Capítulo 18

El señor Giovannino recuerda

El señor Giovannino era un honesto y apreciado tasador de productos agrícolas. Su trabajo le llevaba a recorrer a caballo los campos y podía presumir de conocer bien todas las tierras de la provincia.

Abandonaba el pueblo al amanecer para regresar con la puesta del sol. Veía delante de él a la niñita de cuatro o cinco años que caminaba al lado de su padre, por el sendero, a la pálida luz del alba, erguida y orgullosa. Luigi Inzerillo era un pobre desgraciado que, habiendo perdido su trabajo de minero por enfermedad y pese a saber que tenía los pulmones agujereados, tuvo que adaptarse a trabajar de bracero para mantener a su familia. Se llevaba consigo a la hija menor, porque también su mujer estaba enferma.
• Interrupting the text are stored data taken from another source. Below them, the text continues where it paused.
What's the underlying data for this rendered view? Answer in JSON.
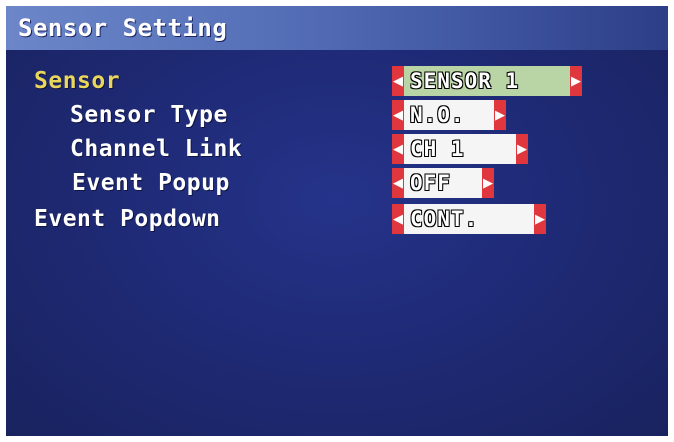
{
  "header": {
    "title": "Sensor Setting"
  },
  "settings": [
    {
      "label": "Sensor",
      "value": "SENSOR 1",
      "selected": true
    },
    {
      "label": "Sensor Type",
      "value": "N.O.",
      "selected": false
    },
    {
      "label": "Channel Link",
      "value": "CH 1",
      "selected": false
    },
    {
      "label": "Event Popup",
      "value": "OFF",
      "selected": false
    },
    {
      "label": "Event Popdown",
      "value": "CONT.",
      "selected": false
    }
  ],
  "icons": {
    "left_arrow": "◀",
    "right_arrow": "▶"
  },
  "colors": {
    "background": "#1e2a6e",
    "title_bar": "#5670b8",
    "selected_label": "#e8d75a",
    "normal_label": "#ffffff",
    "arrow": "#e0363e",
    "selected_value_bg": "#b9d5a5",
    "value_bg": "#f5f5f5"
  }
}
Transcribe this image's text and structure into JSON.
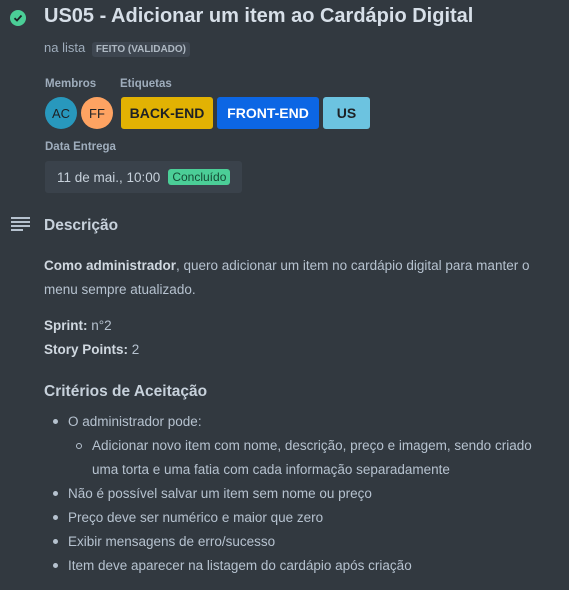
{
  "card": {
    "title": "US05 - Adicionar um item ao Cardápio Digital",
    "list_prefix": "na lista",
    "list_name": "FEITO (VALIDADO)"
  },
  "members": {
    "label": "Membros",
    "items": [
      {
        "initials": "AC",
        "color": "#2898bd"
      },
      {
        "initials": "FF",
        "color": "#fea362"
      }
    ]
  },
  "labels": {
    "label": "Etiquetas",
    "items": [
      {
        "text": "BACK-END",
        "color": "#e2b203"
      },
      {
        "text": "FRONT-END",
        "color": "#0c66e4"
      },
      {
        "text": "US",
        "color": "#6cc3e0"
      }
    ]
  },
  "due": {
    "label": "Data Entrega",
    "value": "11 de mai., 10:00",
    "status": "Concluído"
  },
  "description": {
    "title": "Descrição",
    "intro_bold": "Como administrador",
    "intro_rest": ", quero adicionar um item no cardápio digital para manter o",
    "intro_line2": "menu sempre atualizado.",
    "sprint_label": "Sprint:",
    "sprint_value": " n°2",
    "points_label": "Story Points:",
    "points_value": " 2",
    "criteria_title": "Critérios de Aceitação",
    "criteria": [
      "O administrador pode:",
      "Adicionar novo item com nome, descrição, preço e imagem, sendo criado",
      "uma torta e uma fatia com cada informação separadamente",
      "Não é possível salvar um item sem nome ou preço",
      "Preço deve ser numérico e maior que zero",
      "Exibir mensagens de erro/sucesso",
      "Item deve aparecer na listagem do cardápio após criação"
    ]
  }
}
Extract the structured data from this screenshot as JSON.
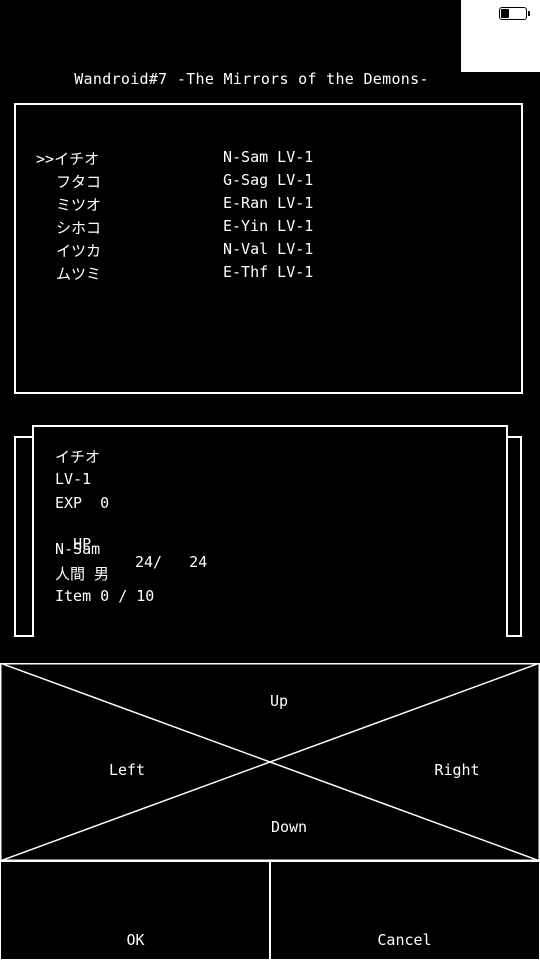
{
  "status_bar": {
    "battery_level": 0.35
  },
  "title": "Wandroid#7 -The Mirrors of the Demons-",
  "party": {
    "cursor": ">>",
    "members": [
      {
        "name": "イチオ",
        "class": "N-Sam LV-1"
      },
      {
        "name": "フタコ",
        "class": "G-Sag LV-1"
      },
      {
        "name": "ミツオ",
        "class": "E-Ran LV-1"
      },
      {
        "name": "シホコ",
        "class": "E-Yin LV-1"
      },
      {
        "name": "イツカ",
        "class": "N-Val LV-1"
      },
      {
        "name": "ムツミ",
        "class": "E-Thf LV-1"
      }
    ]
  },
  "detail": {
    "name": "イチオ",
    "level": "LV-1",
    "exp": "EXP  0",
    "hp_label": "HP",
    "hp_value": "24/   24",
    "class": "N-Sam",
    "race_gender": "人間 男",
    "items": "Item 0 / 10"
  },
  "controls": {
    "up": "Up",
    "down": "Down",
    "left": "Left",
    "right": "Right",
    "ok": "OK",
    "cancel": "Cancel"
  }
}
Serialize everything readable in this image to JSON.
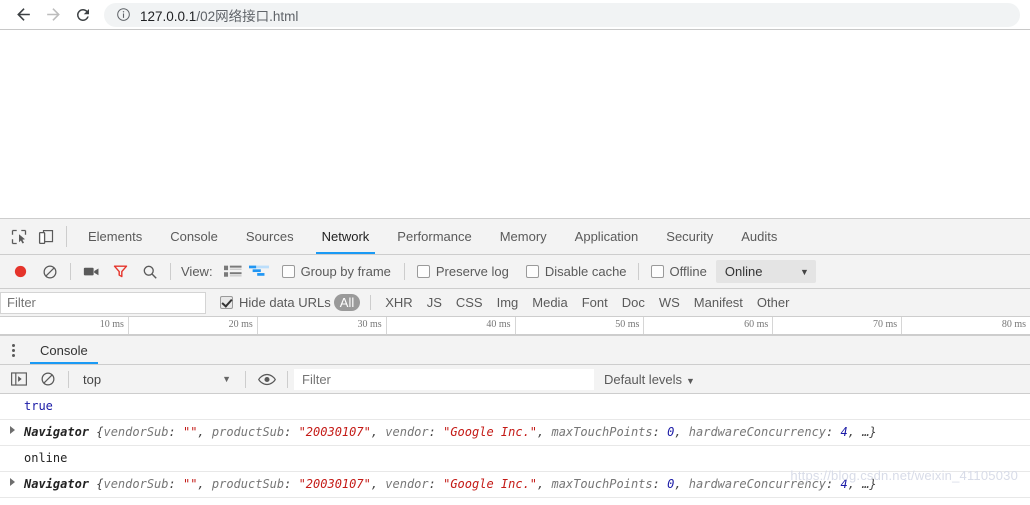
{
  "browser": {
    "back_label": "Back",
    "forward_label": "Forward",
    "reload_label": "Reload",
    "info_label": "View site information",
    "url_host": "127.0.0.1",
    "url_path": "/02网络接口.html"
  },
  "devtools": {
    "inspect_icon": "inspect-element-icon",
    "device_icon": "device-toolbar-icon",
    "tabs": [
      {
        "label": "Elements",
        "active": false
      },
      {
        "label": "Console",
        "active": false
      },
      {
        "label": "Sources",
        "active": false
      },
      {
        "label": "Network",
        "active": true
      },
      {
        "label": "Performance",
        "active": false
      },
      {
        "label": "Memory",
        "active": false
      },
      {
        "label": "Application",
        "active": false
      },
      {
        "label": "Security",
        "active": false
      },
      {
        "label": "Audits",
        "active": false
      }
    ]
  },
  "network_toolbar": {
    "record_label": "Stop recording network log",
    "clear_label": "Clear",
    "capture_screenshots_label": "Capture screenshots",
    "filter_toggle_label": "Filter",
    "search_label": "Search",
    "view_label": "View:",
    "view_list_label": "Use large request rows",
    "view_waterfall_label": "Show overview",
    "group_by_frame": {
      "label": "Group by frame",
      "checked": false
    },
    "preserve_log": {
      "label": "Preserve log",
      "checked": false
    },
    "disable_cache": {
      "label": "Disable cache",
      "checked": false
    },
    "offline": {
      "label": "Offline",
      "checked": false
    },
    "throttling_value": "Online",
    "throttling_caret": "▼"
  },
  "filter_row": {
    "filter_placeholder": "Filter",
    "filter_value": "",
    "hide_data_urls": {
      "label": "Hide data URLs",
      "checked": true
    },
    "types": [
      {
        "label": "All",
        "active": true
      },
      {
        "label": "XHR",
        "active": false
      },
      {
        "label": "JS",
        "active": false
      },
      {
        "label": "CSS",
        "active": false
      },
      {
        "label": "Img",
        "active": false
      },
      {
        "label": "Media",
        "active": false
      },
      {
        "label": "Font",
        "active": false
      },
      {
        "label": "Doc",
        "active": false
      },
      {
        "label": "WS",
        "active": false
      },
      {
        "label": "Manifest",
        "active": false
      },
      {
        "label": "Other",
        "active": false
      }
    ]
  },
  "timeline": {
    "ticks": [
      "10 ms",
      "20 ms",
      "30 ms",
      "40 ms",
      "50 ms",
      "60 ms",
      "70 ms",
      "80 ms",
      ""
    ]
  },
  "drawer": {
    "menu_label": "More tools",
    "tabs": [
      {
        "label": "Console",
        "active": true
      }
    ]
  },
  "console_toolbar": {
    "sidebar_toggle_label": "Show console sidebar",
    "clear_label": "Clear console",
    "context_value": "top",
    "context_caret": "▼",
    "eye_label": "Create live expression",
    "filter_placeholder": "Filter",
    "filter_value": "",
    "levels_label": "Default levels",
    "levels_caret": "▼"
  },
  "console_messages": [
    {
      "kind": "value",
      "value_class": "bool",
      "text": "true"
    },
    {
      "kind": "object",
      "expandable": true,
      "ctor": "Navigator",
      "open": " {",
      "props": [
        {
          "key": "vendorSub",
          "sep": ": ",
          "value": "\"\"",
          "type": "string",
          "tail": ", "
        },
        {
          "key": "productSub",
          "sep": ": ",
          "value": "\"20030107\"",
          "type": "string",
          "tail": ", "
        },
        {
          "key": "vendor",
          "sep": ": ",
          "value": "\"Google Inc.\"",
          "type": "string",
          "tail": ", "
        },
        {
          "key": "maxTouchPoints",
          "sep": ": ",
          "value": "0",
          "type": "number",
          "tail": ", "
        },
        {
          "key": "hardwareConcurrency",
          "sep": ": ",
          "value": "4",
          "type": "number",
          "tail": ", "
        }
      ],
      "close": "…}"
    },
    {
      "kind": "value",
      "value_class": "plain",
      "text": "online"
    },
    {
      "kind": "object",
      "expandable": true,
      "ctor": "Navigator",
      "open": " {",
      "props": [
        {
          "key": "vendorSub",
          "sep": ": ",
          "value": "\"\"",
          "type": "string",
          "tail": ", "
        },
        {
          "key": "productSub",
          "sep": ": ",
          "value": "\"20030107\"",
          "type": "string",
          "tail": ", "
        },
        {
          "key": "vendor",
          "sep": ": ",
          "value": "\"Google Inc.\"",
          "type": "string",
          "tail": ", "
        },
        {
          "key": "maxTouchPoints",
          "sep": ": ",
          "value": "0",
          "type": "number",
          "tail": ", "
        },
        {
          "key": "hardwareConcurrency",
          "sep": ": ",
          "value": "4",
          "type": "number",
          "tail": ", "
        }
      ],
      "close": "…}"
    }
  ],
  "watermark": {
    "text": "https://blog.csdn.net/weixin_41105030"
  },
  "colors": {
    "accent_blue": "#1a9af5",
    "record_red": "#e5342b",
    "string_red": "#c41a16",
    "number_blue": "#1a1aa6",
    "toolbar_bg": "#f3f3f3"
  }
}
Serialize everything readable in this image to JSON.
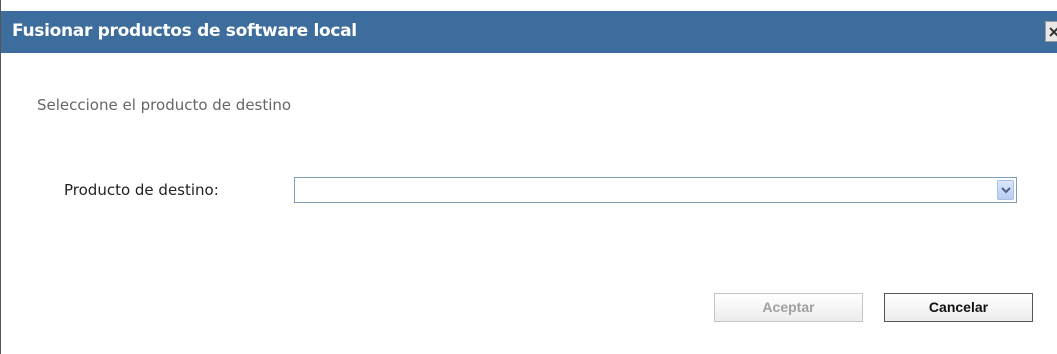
{
  "dialog": {
    "title": "Fusionar productos de software local",
    "close_icon": "close-icon",
    "instruction": "Seleccione el producto de destino",
    "target_product": {
      "label": "Producto de destino:",
      "value": "",
      "dropdown_icon": "chevron-down-icon"
    },
    "buttons": {
      "accept_label": "Aceptar",
      "accept_enabled": false,
      "cancel_label": "Cancelar"
    }
  },
  "colors": {
    "titlebar": "#3d6d9c",
    "title_text": "#ffffff",
    "instruction_text": "#666666",
    "select_border": "#7f9db9",
    "disabled_text": "#a0a0a0"
  }
}
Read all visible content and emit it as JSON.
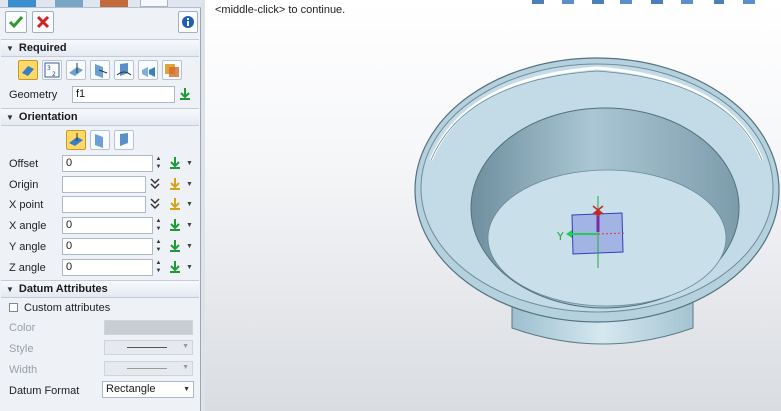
{
  "prompt": "<middle-click> to continue.",
  "panel": {
    "sections": {
      "required": "Required",
      "orientation": "Orientation",
      "datum_attributes": "Datum Attributes"
    },
    "geometry": {
      "label": "Geometry",
      "value": "f1"
    },
    "fields": {
      "offset": {
        "label": "Offset",
        "value": "0"
      },
      "origin": {
        "label": "Origin",
        "value": ""
      },
      "x_point": {
        "label": "X point",
        "value": ""
      },
      "x_angle": {
        "label": "X angle",
        "value": "0"
      },
      "y_angle": {
        "label": "Y angle",
        "value": "0"
      },
      "z_angle": {
        "label": "Z angle",
        "value": "0"
      }
    },
    "attributes": {
      "custom": "Custom attributes",
      "color": "Color",
      "style": "Style",
      "width": "Width",
      "datum_format": "Datum Format",
      "datum_format_value": "Rectangle"
    }
  },
  "colors": {
    "accent": "#ffd86a",
    "ok": "#2e9a2e",
    "cancel": "#d42020",
    "model": "#b9d3df"
  }
}
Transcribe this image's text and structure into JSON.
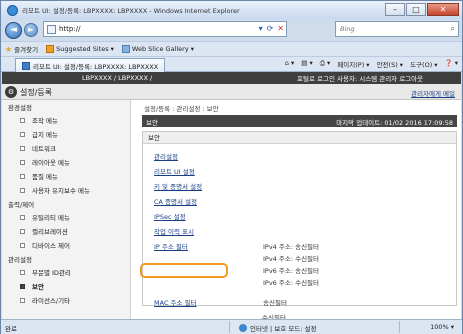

Mientras su padre se deslomaba, ella recogía caracoles, alcaparras, frutas silvestres, leña, todo lo que era capaz de encontrar para comer o para encender fuego. Al volver al pueblo, Luigi arrastraba los pies, con un cansancio mortal, mientras la niña caminaba a su lado derecha pese a la pesada alforja con su cosecha, a veces cargaba incluso con la azada del padre. El señor Giovannino se contenía para no invitarla a que montara sobre su jumento porque temía que, sin ella a su lado, Luigi se derrumbara en la carretera.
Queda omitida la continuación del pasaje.